Der Bund hat der Beschwerdeführerin Aufwendungen in der Höhe von 1.171,20 EUR binnen zwei Wochen bei sonstiger Exekution zu ersetzen.
Begründung
Die beschwerdeführende Kommanditerwerbsgesellschaft (im Folgenden: Beschwerdeführerin) betreibt ein Unternehmen mit Sitz in Vorarlberg. Sie führt Fahrten mit Heißluftballons durch, an denen Personen vom Startpunkt in Vorarlberg aus etwa eineinhalb bis zwei Stunden teilnehmen und vom Landepunkt des Ballons mit Landfahrzeugen der Beschwerdeführerin zum Ausgangspunkt zurückgebracht werden.

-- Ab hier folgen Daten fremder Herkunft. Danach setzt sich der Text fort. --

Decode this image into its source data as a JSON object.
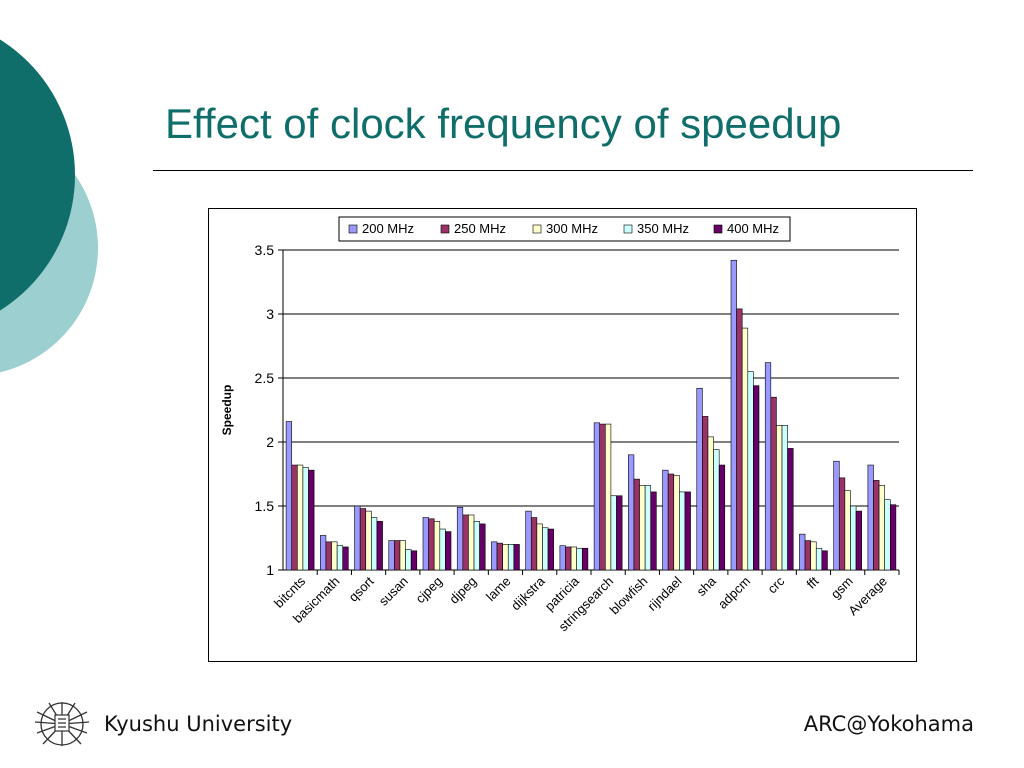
{
  "slide": {
    "title": "Effect of clock frequency of speedup",
    "footer_left": "Kyushu University",
    "footer_right": "ARC@Yokohama",
    "colors": {
      "title": "#0f6e6a",
      "circle_dark": "#0f6e6a",
      "circle_light": "#9ccfcf"
    }
  },
  "chart_data": {
    "type": "bar",
    "title": "",
    "xlabel": "",
    "ylabel": "Speedup",
    "ylim": [
      1,
      3.5
    ],
    "yticks": [
      "1",
      "1.5",
      "2",
      "2.5",
      "3",
      "3.5"
    ],
    "grid": true,
    "legend_position": "top",
    "categories": [
      "bitcnts",
      "basicmath",
      "qsort",
      "susan",
      "cjpeg",
      "djpeg",
      "lame",
      "dijkstra",
      "patricia",
      "stringsearch",
      "blowfish",
      "rijndael",
      "sha",
      "adpcm",
      "crc",
      "fft",
      "gsm",
      "Average"
    ],
    "series": [
      {
        "name": "200 MHz",
        "color": "#9999ff",
        "values": [
          2.16,
          1.27,
          1.5,
          1.23,
          1.41,
          1.49,
          1.22,
          1.46,
          1.19,
          2.15,
          1.9,
          1.78,
          2.42,
          3.42,
          2.62,
          1.28,
          1.85,
          1.82
        ]
      },
      {
        "name": "250 MHz",
        "color": "#993366",
        "values": [
          1.82,
          1.22,
          1.48,
          1.23,
          1.4,
          1.43,
          1.21,
          1.41,
          1.18,
          2.14,
          1.71,
          1.75,
          2.2,
          3.04,
          2.35,
          1.23,
          1.72,
          1.7
        ]
      },
      {
        "name": "300 MHz",
        "color": "#ffffcc",
        "values": [
          1.82,
          1.22,
          1.46,
          1.23,
          1.38,
          1.43,
          1.2,
          1.36,
          1.18,
          2.14,
          1.66,
          1.74,
          2.04,
          2.89,
          2.13,
          1.22,
          1.62,
          1.66
        ]
      },
      {
        "name": "350 MHz",
        "color": "#ccffff",
        "values": [
          1.8,
          1.19,
          1.41,
          1.16,
          1.32,
          1.38,
          1.2,
          1.33,
          1.17,
          1.58,
          1.66,
          1.61,
          1.94,
          2.55,
          2.13,
          1.17,
          1.5,
          1.55
        ]
      },
      {
        "name": "400 MHz",
        "color": "#660066",
        "values": [
          1.78,
          1.18,
          1.38,
          1.15,
          1.3,
          1.36,
          1.2,
          1.32,
          1.17,
          1.58,
          1.61,
          1.61,
          1.82,
          2.44,
          1.95,
          1.15,
          1.46,
          1.51
        ]
      }
    ]
  }
}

Die Geschäftsabwicklung erfolgt nach Schilderung der Beschwerdeführerin derart, dass sie auf Grund von Werbemaßnahmen "Tickets" zum Kauf anbietet. Im Zeitpunkt des Erwerbs des verkauften Gutscheins wird eine Dauer der Ballonfahrt von etwa eineinhalb bis zwei Stunden zugesagt. In diesem Zeitpunkt kann das voraussichtliche Landegebiet nicht angegeben werden. In der Folge stellt die Beschwerdeführerin gegen Vorlage eines Gutscheins ein "Ticket" für eine Ballonfahrt aus. Vor jeder Ballonfahrt erkundigt sich die Beschwerdeführerin über die Wetter- und Windverhältnisse, insbesondere in den jeweiligen Flughöhen. Auf Grund dieser Informationen teilt die Beschwerdeführerin den Passagieren vor dem Start das voraussichtliche Landegebiet (in der Regel durch Bezeichnung einer Gemeinde) mit und trägt das Landegebiet im Ticket ein. Das angegebene Landegebiet wird in der Regel auch tatsächlich erreicht. Die Richtung der Ballonfahrt wird zwar vom Wind bestimmt, der Pilot der Beschwerdeführerin kann aber auf Grund seiner Erfahrungen und seines Informationsstandes den Ballon durch Ausnützen verschiedener Flughöhen zum Landegebiet hinsteuern. Abhängig von der Flugrichtung liegt das Landegebiet manchmal im Inland (Österreich), manchmal in einem anderen Mitgliedstaat (Deutschland), manchmal im Drittland (u.a. in der Schweiz). Die Rückfahrt der an der Ballonfahrt teilnehmenden Personen nach der Landung erfolgt entweder in Fahrzeugen von Angehörigen dieser Personen, die dem Heißluftballon folgen, oder wahlweise, sofern Plätze verfügbar sind, durch ein Begleitfahrzeug der Beschwerdeführerin.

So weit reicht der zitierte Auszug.